Já a Abemi informou que possui um cronograma de reuniões mensais com a Petrobras e com a Associação Brasileira de Consultoras de Engenharia (ABCE). "Trata-se de um grupo de trabalho com programação pré-definida, pauta discutida previamente entre os associados e participantes identificados". A entidade disse que o grupo "aborda temática técnica e normativa, que visa a melhoria de processos e práticas na engenharia industrial brasileira". "Essas reuniões resultaram no aprimoramento de procedimentos de segurança e de meio ambiente, ajudando a promover a competitividade, o avanço tecnológico e a redução de custos e de acidentes nos canteiros de obras", afirmou.

A Abemi enfatizou ainda que não foram feitas reuniões em sua sede. De fato, esses encontros ocorreram no edifício da Petrobras. Procurado, o atual presidente da Abemi, Antonio Müller, disse que o objetivo das reuniões com a estatal é chegar a contratos equilibrados com menos riscos e maior economia para ambos os lados. Müller ressaltou que não fez parte das reuniões, em 2007, e admitiu que a ata de fevereiro daquele ano é "estranha". "Mas as reuniões que temos com a Petrobras são puramente técnicas", insistiu.

A multa por cartel varia entre 0,1% e 20% do faturamento das empresas e a aplicação pelo Cade varia de acordo com a gravidade da conduta de cada uma das empresas envolvidas.

 

Prejuízo com ações nos EUA pode ultrapassar US$ 1 bi

 

Os acionistas brasileiros da Petrobras poderão arcar com dois prejuízos bilionários da companhia, por conta do esquema de corrupção investigado pela Operação Lava-Jato da Polícia Federal e do Ministério Público. 

O primeiro é composto pelas perdas com a corrupção propriamente e seus reflexos, mais a desvalorização das ações. O segundo são os gastos com as diversas ações de classe movidas por investidores a partir dos Estados Unidos - acionistas americanos e de países como Noruega, Dinamarca, Suécia e Alemanha - que devem vir. 

O maior prejuízo alegado entre os 15 escritórios que abriram ações contra a Petrobras nos Estados Unidos é de US$ 270 milhões. 

Contudo, Erica Gorga, professora da Escola de Direito da Fundação Getúlio Vargas, pesquisadora associada e diretora do Centro de Direito Empresarial da Yale Law School, explica que o prejuízo da Petrobras nos Estados Unidos pode chegar à casa do bilhão. 

Além da investigação criminal por corrupção, conduzida pelo Departamento de Justiça dos Estados Unidos e que pode resultar em multas salgadas, a ação de classe dos investidores tem potencial para ser muito significativa. 

O principal motivo, explica Erica, é o tamanho da classe de investidores - determinada pelo intervalo de tempo em que podem estar os acionistas potencialmente prejudicados.

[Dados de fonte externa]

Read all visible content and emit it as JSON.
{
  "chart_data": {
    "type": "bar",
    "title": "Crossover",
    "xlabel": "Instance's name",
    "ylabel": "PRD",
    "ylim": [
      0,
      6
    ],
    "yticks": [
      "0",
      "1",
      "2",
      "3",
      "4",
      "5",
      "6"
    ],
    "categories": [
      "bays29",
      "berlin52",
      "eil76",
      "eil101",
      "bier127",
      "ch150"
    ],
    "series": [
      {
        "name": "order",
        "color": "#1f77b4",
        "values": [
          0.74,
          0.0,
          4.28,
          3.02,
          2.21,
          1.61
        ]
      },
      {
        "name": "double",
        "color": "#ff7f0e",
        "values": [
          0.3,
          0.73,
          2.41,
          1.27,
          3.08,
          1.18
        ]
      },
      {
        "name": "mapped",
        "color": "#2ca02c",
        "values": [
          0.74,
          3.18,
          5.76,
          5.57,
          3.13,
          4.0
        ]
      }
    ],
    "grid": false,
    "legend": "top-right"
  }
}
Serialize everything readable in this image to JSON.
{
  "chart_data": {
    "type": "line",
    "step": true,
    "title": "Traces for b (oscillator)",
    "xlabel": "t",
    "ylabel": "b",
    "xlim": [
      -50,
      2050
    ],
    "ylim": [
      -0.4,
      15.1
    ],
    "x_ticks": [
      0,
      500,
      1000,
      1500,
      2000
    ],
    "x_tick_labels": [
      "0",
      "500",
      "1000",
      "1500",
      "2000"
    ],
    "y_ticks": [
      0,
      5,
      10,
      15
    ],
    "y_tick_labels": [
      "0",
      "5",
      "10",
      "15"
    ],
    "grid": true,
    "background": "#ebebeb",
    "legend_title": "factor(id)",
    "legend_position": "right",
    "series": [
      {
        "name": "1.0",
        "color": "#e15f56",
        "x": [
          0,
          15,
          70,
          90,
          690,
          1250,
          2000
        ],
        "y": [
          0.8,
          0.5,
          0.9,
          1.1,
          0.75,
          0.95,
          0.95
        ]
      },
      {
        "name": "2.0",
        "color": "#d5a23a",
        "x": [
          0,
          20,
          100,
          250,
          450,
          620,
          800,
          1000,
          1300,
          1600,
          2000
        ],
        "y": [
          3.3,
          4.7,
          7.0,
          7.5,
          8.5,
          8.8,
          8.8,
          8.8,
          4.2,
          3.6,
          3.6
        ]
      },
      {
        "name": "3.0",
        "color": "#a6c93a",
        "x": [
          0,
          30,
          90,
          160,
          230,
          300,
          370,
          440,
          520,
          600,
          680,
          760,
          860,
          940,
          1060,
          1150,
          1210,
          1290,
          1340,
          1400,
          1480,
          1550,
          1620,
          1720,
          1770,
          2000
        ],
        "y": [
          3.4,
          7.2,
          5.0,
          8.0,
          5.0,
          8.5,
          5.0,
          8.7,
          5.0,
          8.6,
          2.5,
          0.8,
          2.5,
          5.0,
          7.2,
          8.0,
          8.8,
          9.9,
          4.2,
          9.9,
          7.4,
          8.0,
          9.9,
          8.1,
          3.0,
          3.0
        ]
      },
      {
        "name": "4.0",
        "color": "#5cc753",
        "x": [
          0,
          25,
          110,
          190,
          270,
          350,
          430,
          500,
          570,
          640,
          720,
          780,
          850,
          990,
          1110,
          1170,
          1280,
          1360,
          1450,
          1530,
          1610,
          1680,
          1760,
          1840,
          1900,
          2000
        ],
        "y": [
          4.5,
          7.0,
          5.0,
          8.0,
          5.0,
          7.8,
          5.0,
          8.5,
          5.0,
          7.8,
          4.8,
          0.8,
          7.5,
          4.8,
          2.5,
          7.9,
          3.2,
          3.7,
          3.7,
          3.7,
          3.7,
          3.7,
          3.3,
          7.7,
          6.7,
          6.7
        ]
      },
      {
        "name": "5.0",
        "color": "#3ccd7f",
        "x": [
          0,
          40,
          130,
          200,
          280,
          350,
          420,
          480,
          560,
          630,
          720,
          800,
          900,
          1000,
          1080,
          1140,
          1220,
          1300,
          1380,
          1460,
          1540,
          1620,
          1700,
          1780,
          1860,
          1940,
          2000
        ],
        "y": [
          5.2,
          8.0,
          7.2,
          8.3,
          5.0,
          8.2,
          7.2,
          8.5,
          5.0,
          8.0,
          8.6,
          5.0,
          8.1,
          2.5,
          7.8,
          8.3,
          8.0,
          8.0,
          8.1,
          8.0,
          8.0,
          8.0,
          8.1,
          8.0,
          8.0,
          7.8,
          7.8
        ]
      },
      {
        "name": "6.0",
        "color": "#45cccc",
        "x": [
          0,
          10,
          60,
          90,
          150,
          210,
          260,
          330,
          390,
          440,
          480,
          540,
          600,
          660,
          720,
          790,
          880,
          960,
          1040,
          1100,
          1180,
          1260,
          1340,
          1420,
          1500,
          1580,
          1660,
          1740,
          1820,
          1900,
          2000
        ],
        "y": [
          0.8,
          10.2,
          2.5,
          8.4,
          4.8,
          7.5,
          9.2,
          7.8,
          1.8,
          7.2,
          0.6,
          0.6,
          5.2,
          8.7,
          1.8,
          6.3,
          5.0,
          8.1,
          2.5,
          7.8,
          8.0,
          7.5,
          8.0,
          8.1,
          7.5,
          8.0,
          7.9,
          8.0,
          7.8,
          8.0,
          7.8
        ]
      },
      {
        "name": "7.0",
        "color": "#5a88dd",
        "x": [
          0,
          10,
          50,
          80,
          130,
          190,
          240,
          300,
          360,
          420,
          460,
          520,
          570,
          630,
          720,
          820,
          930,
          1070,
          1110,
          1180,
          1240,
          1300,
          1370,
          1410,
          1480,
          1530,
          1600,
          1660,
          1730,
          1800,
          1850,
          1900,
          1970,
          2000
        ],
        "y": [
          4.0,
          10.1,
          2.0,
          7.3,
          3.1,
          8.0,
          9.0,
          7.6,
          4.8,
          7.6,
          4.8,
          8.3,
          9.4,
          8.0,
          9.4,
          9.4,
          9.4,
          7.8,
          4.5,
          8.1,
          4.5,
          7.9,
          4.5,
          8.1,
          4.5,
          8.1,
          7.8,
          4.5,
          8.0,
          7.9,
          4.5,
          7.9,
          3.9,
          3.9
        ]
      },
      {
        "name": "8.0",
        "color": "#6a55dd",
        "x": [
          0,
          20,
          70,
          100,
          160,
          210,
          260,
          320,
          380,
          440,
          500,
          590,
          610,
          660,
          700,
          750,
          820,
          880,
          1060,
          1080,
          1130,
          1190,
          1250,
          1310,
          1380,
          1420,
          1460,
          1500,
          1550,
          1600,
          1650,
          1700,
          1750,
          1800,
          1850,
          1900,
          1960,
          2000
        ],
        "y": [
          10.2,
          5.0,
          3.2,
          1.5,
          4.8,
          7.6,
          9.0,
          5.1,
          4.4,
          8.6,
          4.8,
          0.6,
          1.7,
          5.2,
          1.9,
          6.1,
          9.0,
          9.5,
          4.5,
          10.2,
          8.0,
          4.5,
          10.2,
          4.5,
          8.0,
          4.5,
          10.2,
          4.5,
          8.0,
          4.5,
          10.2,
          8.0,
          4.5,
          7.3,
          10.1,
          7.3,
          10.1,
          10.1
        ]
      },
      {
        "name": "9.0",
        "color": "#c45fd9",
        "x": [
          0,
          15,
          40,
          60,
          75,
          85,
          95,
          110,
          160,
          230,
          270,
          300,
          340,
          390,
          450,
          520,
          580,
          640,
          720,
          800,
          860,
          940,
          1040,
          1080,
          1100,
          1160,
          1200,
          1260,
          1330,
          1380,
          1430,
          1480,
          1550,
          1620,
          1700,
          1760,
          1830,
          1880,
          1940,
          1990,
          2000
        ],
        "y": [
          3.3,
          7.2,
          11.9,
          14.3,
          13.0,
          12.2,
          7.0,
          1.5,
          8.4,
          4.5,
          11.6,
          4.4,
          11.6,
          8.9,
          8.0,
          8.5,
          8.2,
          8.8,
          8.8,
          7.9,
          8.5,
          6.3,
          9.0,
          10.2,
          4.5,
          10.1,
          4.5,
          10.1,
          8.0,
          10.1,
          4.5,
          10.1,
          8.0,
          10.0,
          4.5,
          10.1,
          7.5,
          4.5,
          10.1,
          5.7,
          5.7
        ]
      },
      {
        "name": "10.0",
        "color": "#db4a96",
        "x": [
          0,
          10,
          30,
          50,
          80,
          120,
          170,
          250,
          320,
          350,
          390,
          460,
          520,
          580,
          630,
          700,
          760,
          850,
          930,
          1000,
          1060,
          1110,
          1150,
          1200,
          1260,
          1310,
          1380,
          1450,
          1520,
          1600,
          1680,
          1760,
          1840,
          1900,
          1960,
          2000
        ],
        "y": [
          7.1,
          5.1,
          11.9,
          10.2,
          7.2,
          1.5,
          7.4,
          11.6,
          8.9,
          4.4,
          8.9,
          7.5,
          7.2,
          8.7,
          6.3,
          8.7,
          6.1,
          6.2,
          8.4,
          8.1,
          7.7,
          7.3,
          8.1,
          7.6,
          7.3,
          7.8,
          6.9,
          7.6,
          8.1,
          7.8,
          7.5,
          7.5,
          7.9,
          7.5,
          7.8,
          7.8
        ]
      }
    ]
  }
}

Os escritórios que foram à justiça alegam que a situação afetou acionistas entre janeiro de 2010 e novembro de 2014. 

"A quantidade de investidores que comprou e vendeu neste período é muito grande", explica a professora. "Ainda mais porque a Petrobras é uma ação com muita liquidez." A janela em questão é de, pelo menos, 4,5 anos. "É grande", diz ela. "Será um prejuízo duplo aos brasileiros, que não podem fazer o mesmo movimento", afirma. 

O prazo ainda precisa ser aceito e definido pelo juiz do caso - Jed Rakoff, que tem fama de "durão". 

Segundo Erica, a maioria dessas ações termina em acordo. A própria companhia não quer deixar para o juiz definir o valor. Entretanto, para que o juiz aceite a negociação privada entre as partes para encerrar o caso, o montante precisa ter a capacidade de ressarcir o prejuízo dos acionistas. Quanto maior a classe, tanto maior o volume para reembolsa-la. 

A Petrobras encerrou 2009 avaliada em R$ 347,1 bilhões - e antes da mega-capitalização de R$ 120 bilhões realizada em 2010. Em novembro de 2014, valia R$ 162 bilhões, na bolsa brasileira. E o valor seguiu em queda: terminou ontem em R$ 115,7 bilhões. 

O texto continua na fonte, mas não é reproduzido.